For an instant, Chane’s gaze caught on what lay beyond the narrow inner passage that was barely three strides long. All he could see were shelves pegged in the chamber’s left wall in line with the entryway. The rest of the room, which opened up to the right, was hidden. Those pegged shelves were filled with books; plank-bound sheaves; and narrow, upright cylinders of wood, brass, and unglazed ceramic.
Then he looked down into Premin Hawes’s piercing hazel eyes.
They had not seen each other since the previous autumn, when Chane had left with Wynn to journey south to the Lhoin’na, this continent’s elven people. With Hawes’s midnight blue cowl pulled back, her cropped ash gray hair bristled across her head. Any lines of her true age were faint in her even, small features. Below her small mouth, her jawline narrowed to the soft point of her chin. She might have caught some men’s attention if not for her stoic demeanor and severe, penetrating gaze.
“Master Andraso,” she said with no inflection.
She was the only one who called him that. Then again, Chane rarely spoke to anyone but Wynn. Hawes’s eyes watched him without wavering, and she showed no surprise at his arrival. In the brief times that Chane had interacted with her, nothing ever seemed to catch her unawares.
“Forgive the intrusion,” he apologized, and then quickly wondered why, as he had never been given to apologizing, even in his mortal life. “But ... I am leaving for a while ... tonight. I wished to speak with you first.”
A flicker of something, though it was not surprise, flashed across Hawes’s face. It vanished with a brief twitch of her left eye.
“Leaving?
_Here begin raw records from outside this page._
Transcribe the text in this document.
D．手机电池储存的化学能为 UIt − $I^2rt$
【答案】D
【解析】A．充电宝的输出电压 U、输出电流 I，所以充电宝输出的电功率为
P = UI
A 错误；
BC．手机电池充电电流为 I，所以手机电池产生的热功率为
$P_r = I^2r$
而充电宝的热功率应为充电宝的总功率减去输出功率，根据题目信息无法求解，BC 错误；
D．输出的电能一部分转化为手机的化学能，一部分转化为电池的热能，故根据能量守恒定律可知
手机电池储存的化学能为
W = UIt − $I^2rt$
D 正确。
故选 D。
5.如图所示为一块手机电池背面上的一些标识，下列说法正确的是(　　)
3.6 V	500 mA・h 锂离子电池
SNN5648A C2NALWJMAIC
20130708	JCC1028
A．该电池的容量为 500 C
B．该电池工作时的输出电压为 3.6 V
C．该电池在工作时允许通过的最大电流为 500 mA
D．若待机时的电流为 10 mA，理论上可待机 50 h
Why?”
This question was unexpected, and Chane had no intention of telling her more.
“I am taking city lodgings, rather than burden the guild further as a guest.” Before she pressed him, he went on. “I wanted to know if you have continued with one of the ... the projects we discussed.”
“The healing concoction?” she returned bluntly.
Neither subtlety nor manners would help Chane here, and he simply nodded.
Hawes shook her head slightly. “It would be pointless, as I don’t have the components.” She cocked her head slightly. “You’d best come in.”
Chane was uncertain how much he should tell—show—the premin of metaology.
She turned down the short entryway, and he stepped inside and closed the door. When he followed her, in three strides, her study filled his view. He had been here several times, always wishing for a stolen moment to explore it.